Antwoord op vragen van het lid Sienot over het artikel ‘Industrie vreest streep door waterstofambities Klimaatakkoord’

Geachte Voorzitter,

Hierbij ontvangt uw Kamer de antwoorden op de vragen van het lid Sienot (D66) aan de minister van Economische Zaken en Klimaat over het artikel ‘Industrie vreest streep door waterstofambities Klimaatakkoord’ (ingezonden 30 augustus 2019, kenmerk 2019Z16146).

1

Bent u bekend met het artikel ‘Industrie vreest streep door waterstofambities Klimaatakkoord’?

Antwoord

Ja.

2

Bent u bekend met het rapport ‘Conceptadvies SDE++ CO2 -reducerende opties’ van het Planbureau voor de Leefomgeving (PBL)?

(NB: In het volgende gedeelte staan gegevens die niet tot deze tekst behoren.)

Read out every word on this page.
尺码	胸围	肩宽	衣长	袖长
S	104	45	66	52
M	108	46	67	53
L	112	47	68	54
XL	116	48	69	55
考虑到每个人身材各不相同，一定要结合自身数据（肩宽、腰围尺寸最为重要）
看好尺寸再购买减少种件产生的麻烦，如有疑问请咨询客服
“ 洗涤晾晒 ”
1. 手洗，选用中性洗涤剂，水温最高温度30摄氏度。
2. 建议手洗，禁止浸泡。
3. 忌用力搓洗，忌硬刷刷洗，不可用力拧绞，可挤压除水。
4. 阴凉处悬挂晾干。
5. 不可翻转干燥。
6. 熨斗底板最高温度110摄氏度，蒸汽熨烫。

Hoe beoordeelt u dit rapport?

Antwoord

Ja. Dit conceptadvies is nog niet definitief. Ik zal mijn beslissing baseren op het definitieve advies dat we in november van PBL zullen ontvangen.

3

Kunt u toelichting geven op de gekozen emissiefactor van 183 waarmee u rekent voor waterstofproductie? Op basis van welke gegevens is voor deze emissiefactor gekozen?

Antwoord

PBL rekent in het voorlopige advies met een bepaalde emissiefactor (183 gram per kWh). Deze emissiefactor is belangrijk omdat het doel van de SDE++ CO2-reductie is en het de vraag is hoeveel CO2 -uitstoot er in totaal wordt gereduceerd door de productie en inzet van waterstof.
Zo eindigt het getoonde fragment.